The agent is not weaker for it. It gets faster, more consistent, and better-calibrated at serving the operation — within a direction the operator set. What it doesn't get is the authority to decide the operation should be doing something else. That's not a capability gap. That's the supervision model working as designed — the same bet we made in Why We Build for Supervision, drawn at the sharpest possible point.
When would you move the line?
Being explicit that the boundary is a choice means being honest that it could move. You could, in principle, let an agent propose changes to its own mandate. The question is what verification you'd want first.
The Anthropic essay is the argument for moving it slowly. If goal-choice is the threshold where misalignment can compound least-observably, then handing an agent authority over its own direction is precisely the change you'd want gated behind heavy verification — outcome history on a substrate where ground truth is honest, a track record of the agent's judgment holding up against reality, and the ability to revert. YARNNN's current answer is to keep direction with the operator and let everything below it improve under measurement. That's the conservative line. The architecture makes the line explicit so that moving it would be a deliberate, verifiable decision rather than a default that crept in.
What this means
If you're building or buying an autonomous AI system, ask where its autonomy boundary is drawn — and whether it's drawn in a place the agent can move. A system where the agent's method, tempo, and self-improvement are autonomous but its direction is operator-authored and agent-read-only is a system you can let run. A system where the agent can quietly redefine its own goal is a system you have to watch by hand, forever.

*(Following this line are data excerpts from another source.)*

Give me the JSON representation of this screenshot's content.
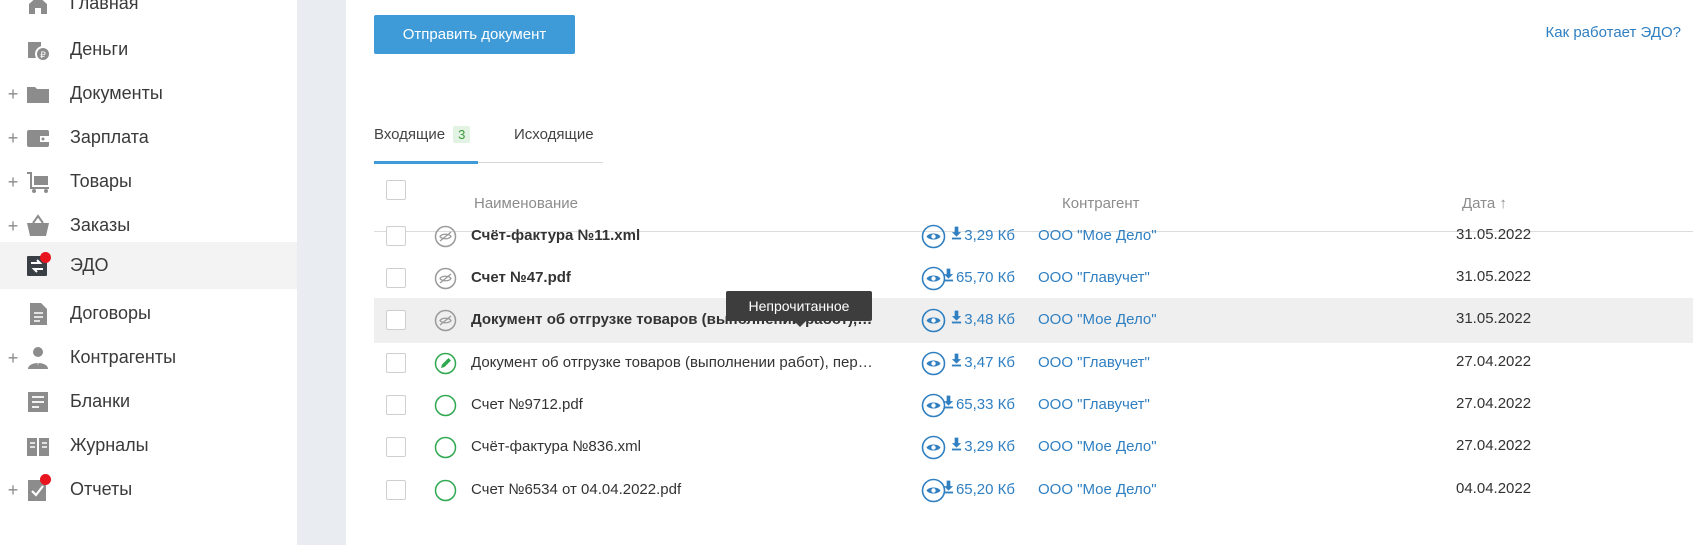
{
  "sidebar": {
    "items": [
      {
        "label": "Главная",
        "plus": "",
        "icon": "home-icon"
      },
      {
        "label": "Деньги",
        "plus": "",
        "icon": "money-icon"
      },
      {
        "label": "Документы",
        "plus": "+",
        "icon": "folder-icon"
      },
      {
        "label": "Зарплата",
        "plus": "+",
        "icon": "wallet-icon"
      },
      {
        "label": "Товары",
        "plus": "+",
        "icon": "cart-icon"
      },
      {
        "label": "Заказы",
        "plus": "+",
        "icon": "basket-icon"
      },
      {
        "label": "ЭДО",
        "plus": "",
        "icon": "edo-exchange-icon"
      },
      {
        "label": "Договоры",
        "plus": "",
        "icon": "contract-icon"
      },
      {
        "label": "Контрагенты",
        "plus": "+",
        "icon": "person-icon"
      },
      {
        "label": "Бланки",
        "plus": "",
        "icon": "forms-icon"
      },
      {
        "label": "Журналы",
        "plus": "",
        "icon": "journal-icon"
      },
      {
        "label": "Отчеты",
        "plus": "+",
        "icon": "report-icon"
      }
    ]
  },
  "toolbar": {
    "send_label": "Отправить документ",
    "how_link": "Как работает ЭДО?"
  },
  "tabs": {
    "incoming": "Входящие",
    "incoming_count": "3",
    "outgoing": "Исходящие"
  },
  "table": {
    "headers": {
      "name": "Наименование",
      "contractor": "Контрагент",
      "date": "Дата ↑"
    },
    "rows": [
      {
        "name": "Счёт-фактура №11.xml",
        "size": "3,29 Кб",
        "contractor": "ООО \"Мое Дело\"",
        "date": "31.05.2022",
        "status": "unread"
      },
      {
        "name": "Счет №47.pdf",
        "size": "65,70 Кб",
        "contractor": "ООО \"Главучет\"",
        "date": "31.05.2022",
        "status": "unread"
      },
      {
        "name": "Документ об отгрузке товаров (выполнении работ), передаче имущественных прав",
        "size": "3,48 Кб",
        "contractor": "ООО \"Мое Дело\"",
        "date": "31.05.2022",
        "status": "unread"
      },
      {
        "name": "Документ об отгрузке товаров (выполнении работ), передаче имущественных прав",
        "size": "3,47 Кб",
        "contractor": "ООО \"Главучет\"",
        "date": "27.04.2022",
        "status": "signed"
      },
      {
        "name": "Счет №9712.pdf",
        "size": "65,33 Кб",
        "contractor": "ООО \"Главучет\"",
        "date": "27.04.2022",
        "status": "read"
      },
      {
        "name": "Счёт-фактура №836.xml",
        "size": "3,29 Кб",
        "contractor": "ООО \"Мое Дело\"",
        "date": "27.04.2022",
        "status": "read"
      },
      {
        "name": "Счет №6534 от 04.04.2022.pdf",
        "size": "65,20 Кб",
        "contractor": "ООО \"Мое Дело\"",
        "date": "04.04.2022",
        "status": "read"
      }
    ]
  },
  "tooltip": {
    "text": "Непрочитанное"
  },
  "colors": {
    "accent": "#3f9ad8",
    "link": "#2f7fc1",
    "alert": "#e8141e",
    "success": "#2fa84f"
  }
}
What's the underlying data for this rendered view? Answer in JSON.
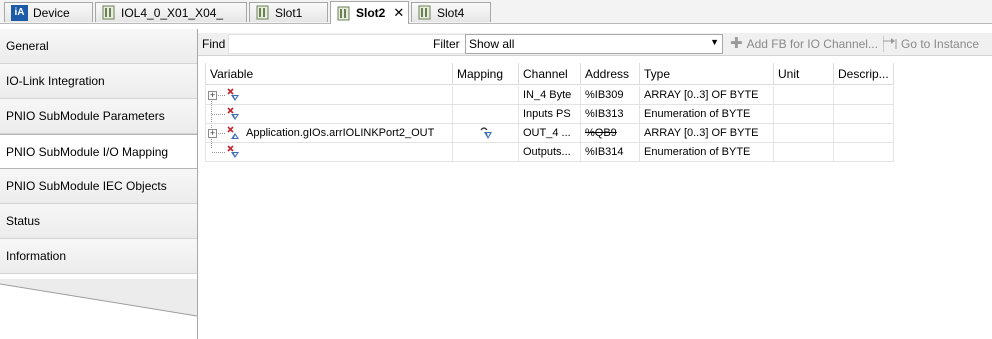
{
  "tabs": [
    {
      "label": "Device",
      "icon": "ia-icon",
      "active": false,
      "closable": false
    },
    {
      "label": "IOL4_0_X01_X04_",
      "icon": "module-icon",
      "active": false,
      "closable": false
    },
    {
      "label": "Slot1",
      "icon": "module-icon",
      "active": false,
      "closable": false
    },
    {
      "label": "Slot2",
      "icon": "module-icon",
      "active": true,
      "closable": true
    },
    {
      "label": "Slot4",
      "icon": "module-icon",
      "active": false,
      "closable": false
    }
  ],
  "device_tab_badge": "iA",
  "close_glyph": "✕",
  "sidebar": {
    "items": [
      {
        "label": "General"
      },
      {
        "label": "IO-Link Integration"
      },
      {
        "label": "PNIO SubModule Parameters"
      },
      {
        "label": "PNIO SubModule I/O Mapping",
        "active": true
      },
      {
        "label": "PNIO SubModule IEC Objects"
      },
      {
        "label": "Status"
      },
      {
        "label": "Information"
      }
    ]
  },
  "toolbar": {
    "find_label": "Find",
    "find_value": "",
    "filter_label": "Filter",
    "filter_value": "Show all",
    "add_fb_label": "Add FB for IO Channel...",
    "goto_label": "Go to Instance"
  },
  "grid": {
    "columns": [
      "Variable",
      "Mapping",
      "Channel",
      "Address",
      "Type",
      "Unit",
      "Descrip..."
    ],
    "rows": [
      {
        "variable": "",
        "mapping": "",
        "channel": "IN_4 Byte",
        "address": "%IB309",
        "address_strike": false,
        "type": "ARRAY [0..3] OF BYTE",
        "unit": "",
        "description": "",
        "expandable": true,
        "mapped": false
      },
      {
        "variable": "",
        "mapping": "",
        "channel": "Inputs PS",
        "address": "%IB313",
        "address_strike": false,
        "type": "Enumeration of BYTE",
        "unit": "",
        "description": "",
        "expandable": false,
        "mapped": false
      },
      {
        "variable": "Application.gIOs.arrIOLINKPort2_OUT",
        "mapping": "existing-variable-icon",
        "channel": "OUT_4 ...",
        "address": "%QB9",
        "address_strike": true,
        "type": "ARRAY [0..3] OF BYTE",
        "unit": "",
        "description": "",
        "expandable": true,
        "mapped": true
      },
      {
        "variable": "",
        "mapping": "",
        "channel": "Outputs...",
        "address": "%IB314",
        "address_strike": false,
        "type": "Enumeration of BYTE",
        "unit": "",
        "description": "",
        "expandable": false,
        "mapped": false
      }
    ]
  },
  "colors": {
    "ia_badge": "#1d5aa8",
    "var_icon_blue": "#3d6fb6",
    "var_icon_red": "#c4262e"
  }
}
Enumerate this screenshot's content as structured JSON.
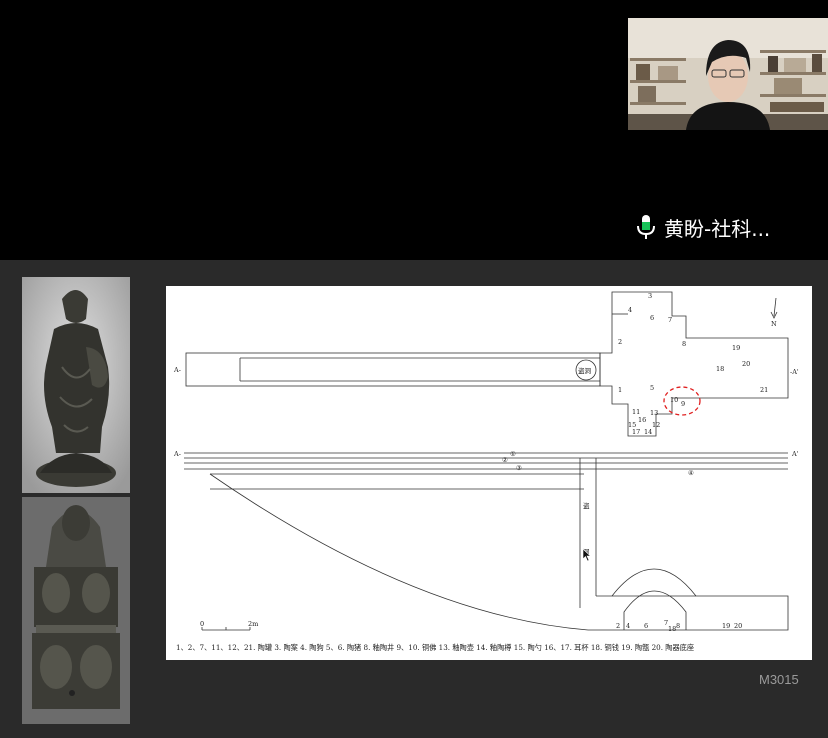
{
  "participant": {
    "name": "黄盼-社科...",
    "mic_color": "#19c35a"
  },
  "slide": {
    "code": "M3015",
    "drawing": {
      "section_a_left": "A-",
      "section_a_right": "-A'",
      "section_a2_left": "A-",
      "section_a2_right": "A'",
      "north": "N",
      "niche_label": "盗洞",
      "shaft_top": "盗",
      "shaft_bottom": "洞",
      "scale_zero": "0",
      "scale_end": "2m",
      "caption": "1、2、7、11、12、21. 陶罐   3. 陶案   4. 陶狗   5、6. 陶猪   8. 釉陶井   9、10. 铜佛   13. 釉陶壶   14. 釉陶樽   15. 陶勺   16、17. 耳杯   18. 铜钱   19. 陶甑   20. 陶器底座",
      "highlight_color": "#e02020",
      "item_numbers": [
        "1",
        "2",
        "3",
        "4",
        "5",
        "6",
        "7",
        "8",
        "9",
        "10",
        "11",
        "12",
        "13",
        "14",
        "15",
        "16",
        "17",
        "18",
        "19",
        "20",
        "21"
      ],
      "bottom_numbers": [
        "2",
        "4",
        "6",
        "7",
        "8",
        "18",
        "19",
        "20"
      ],
      "fill_numbers": [
        "①",
        "②",
        "③",
        "④"
      ]
    }
  }
}
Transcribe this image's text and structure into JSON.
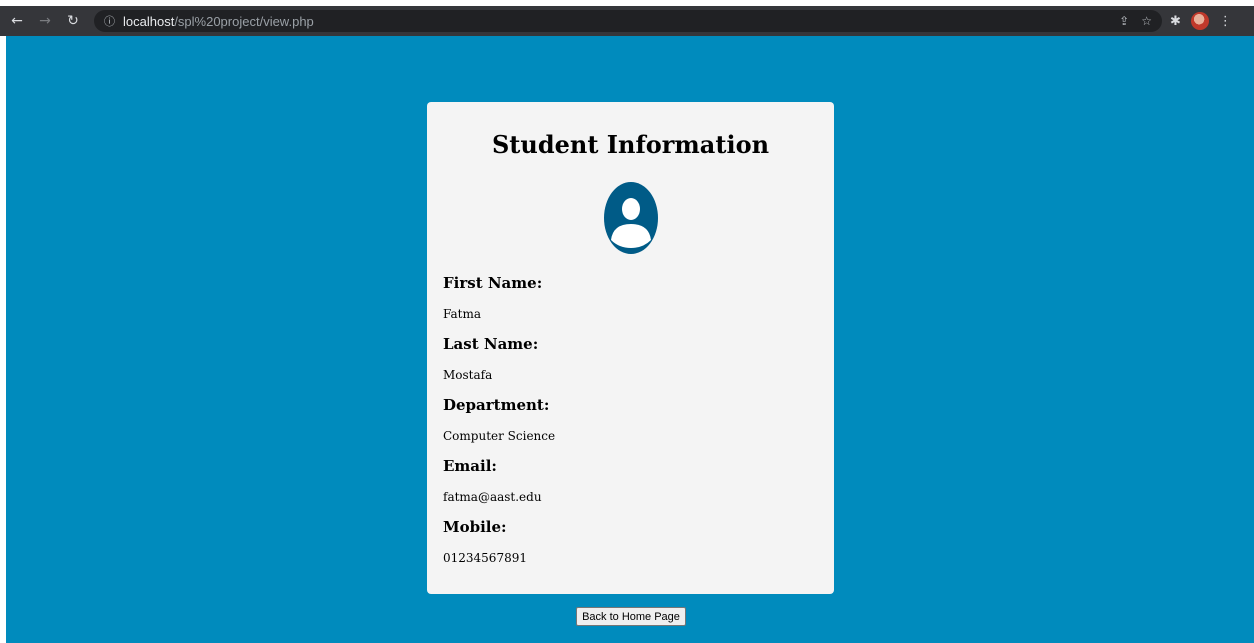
{
  "browser": {
    "url_host": "localhost",
    "url_path": "/spl%20project/view.php",
    "icons": [
      "back-arrow-icon",
      "forward-arrow-icon",
      "reload-icon",
      "info-icon",
      "share-icon",
      "star-icon",
      "extensions-icon",
      "profile-avatar",
      "menu-icon"
    ]
  },
  "page": {
    "background_color": "#008bbd",
    "card_color": "#f4f4f4",
    "accent_color": "#005b87"
  },
  "card": {
    "title": "Student Information",
    "fields": [
      {
        "label": "First Name:",
        "value": "Fatma"
      },
      {
        "label": "Last Name:",
        "value": "Mostafa"
      },
      {
        "label": "Department:",
        "value": "Computer Science"
      },
      {
        "label": "Email:",
        "value": "fatma@aast.edu"
      },
      {
        "label": "Mobile:",
        "value": "01234567891"
      }
    ]
  },
  "actions": {
    "back_label": "Back to Home Page"
  }
}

Draw the line at goal-choice. Give the agent the dials it's good at. Keep the one dial that decides what "good" even means.
Key Takeaways
- Autonomy is at least four dials: direction, method, tempo, self-improvement. Treat them separately.
- Method, tempo, and self-improvement are the agent's to own. Direction is the operator's to keep.
- In YARNNN the boundary is two operator-authored, agent-read-only files: the mandate (standing intent) and the autonomy config (how far decisions bind).
- The line is enforced by write authority over substrate, not by a runtime check inside the agent's reasoning.
- Fencing self-improvement below goal-choice is the architecture refusing to cross the threshold Anthropic names as the danger line — a deliberate choice, not a missing feature.
- Related: A Self-Improving Loop You Can Actually Watch and Mandate-Driven AI.